Tabel 16 Semesta pembicaraan, himpunan fuzzy, domain mutu tepung jagung
Fungsi Variabel (Mutu TepungJagung) Semesta Pembicaraan Nama Himpunan Fuzzy Domain
Input Aflatoksin [0 , 50] Rendah [0 , 1]
sedang [0.5 , 5]
tinggi [3 , 50]
Kadar air [10 , 14] rendah [10 , 12]
sedang [11 , 13]
tinggi [12 , 14]
Kadar abu [0 , 1.5] rendah [0 , 0.5]
sedang [0.25 , 1] tinggi [0.5 , 1.5] Output Mutu Tepung Jagung Grade 1 Grade 2 Grade 3
Semakin rendah kadar abu, mutu tepung jagung semakin baik. Nilai maksimum yang ditentukan oleh SNI sebesar 1.5%. Kadar abu yang dipersyaratkan untuk industri farmasi maksimum sebesar 0.5%. Nilai domain kadar abu bagi himpunan rendah adalah [0, 0.5], bagi himpunan sedang sebesar [0.25,1], dan bagi himpunan tinggi sebesar [0.5 ,1.5]. Nilai semesta pembicaraan, himpunan fuzzy, dan domain mutu tepung jagung yang akan digunakan dalam proses pengelompokan ini dapat dilihat pada Tabel 16.
Himpunan fuzzy variabel input dikategorikan sebagai kategori rendah, sedang, dan tinggi. Sebagai variabel output adalah kualifikasi Grade 1, Grade 2, dan Grade 3. Sebagaimana halnya dengan model yang dirancang sebelumnya, metode Sugeno dalam Fuzzy Inference System (FIS) dipakai dalam pengelompokan ini, karena variabel output dari model ini merupakan kelompok tegas (crisp).
Representasi kurva variabel input mutu tepung jagung pada setiap kategori dalam himpunan fuzzy berupa representasi kurva segi tiga, dan nilai parameter setiap kategori dapat dilihat pada Tabel 17. Penetapan nilai-nilai pada setiap kategori dibuat berdasarkan nilai-nilai yang dipersyaratkan pada Tabel 7 dan hasil diskusi serta konfirmasi pakar.
Tabel 17 Representasi kurva variabel mutu tepung jagung
Fungsi
Variabel (Mutu Tepung Jagung)
Nama Himpunan
Fuzzy Jenis Kurva Parameter
Input Aflatoksin rendah segi tiga [0 0 1]
sedang segi tiga [0.5 3 5]
tinggi segi tiga [3 50 50]
Kadar air rendah segi tiga [10 10 12]
sedang segi tiga [11 12 13]
tinggi segi tiga [12 14 14]
Kadar abu rendah segi tiga [0 0 0.5]
sedang segi tiga [0.25 0.5 1]
tinggi segi tiga [0.5 1.51.5]
Output
Mutu Tepung
Jagung Grade 1 1
Grade 2 2
If-then rules dibangun berdasarkan pengaruh variabel aflatoksin, kadar air, dan kadar abu terhadap mutu tepung jagung.
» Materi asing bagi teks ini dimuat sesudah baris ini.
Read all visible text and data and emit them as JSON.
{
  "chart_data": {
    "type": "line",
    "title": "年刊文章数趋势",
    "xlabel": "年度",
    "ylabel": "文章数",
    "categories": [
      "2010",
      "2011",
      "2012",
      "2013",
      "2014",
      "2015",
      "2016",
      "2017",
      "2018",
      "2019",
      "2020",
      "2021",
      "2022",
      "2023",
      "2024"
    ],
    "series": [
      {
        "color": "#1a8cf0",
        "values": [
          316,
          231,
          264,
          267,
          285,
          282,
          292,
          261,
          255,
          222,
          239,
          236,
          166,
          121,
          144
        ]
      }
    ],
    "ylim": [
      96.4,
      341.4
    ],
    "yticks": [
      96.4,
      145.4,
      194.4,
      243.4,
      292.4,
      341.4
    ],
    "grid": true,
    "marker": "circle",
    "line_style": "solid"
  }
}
Diskusi dan konfirmasi pakar digunakan dalam membangun aturan tersebut, termasuk mempertimbangkan bobot kepentingan yang telah dihitung bagi setiap kriteria uji sebagai variabel input menurut jenis industri pengguna tepung jagung.
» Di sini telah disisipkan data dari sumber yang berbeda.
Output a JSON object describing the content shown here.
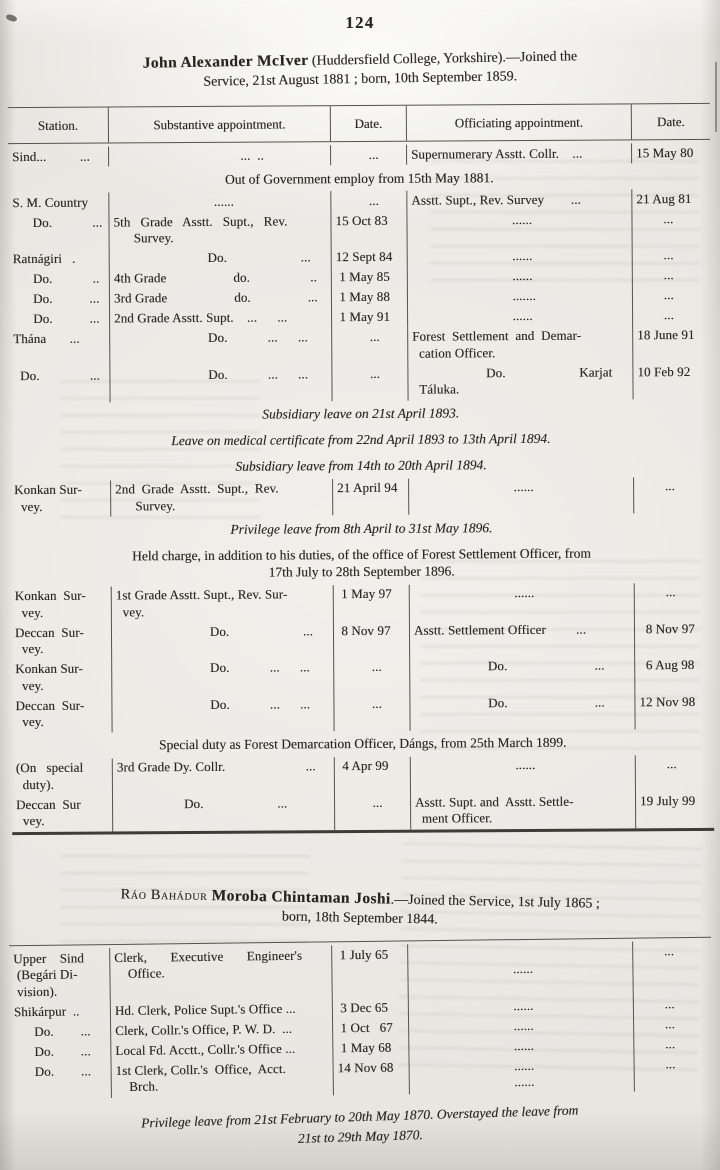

If-then-rules yang diperlukan untuk menjalankan FIS pada perangkat lunak MATLAB R2010a ditunjukkan pada Lampiran 9. Nilai-nilai parameter fuzzy masing-masing variabel input, variabel output dan aturan if-then seperti terlihat pada Tabel 16 dan 17 dimasukkan ke dalam program FIS pada MATLAB R2010a. Hasil menjalankan program tersebut dan tampilan pada layar dapat dilihat pada Lampiran 10.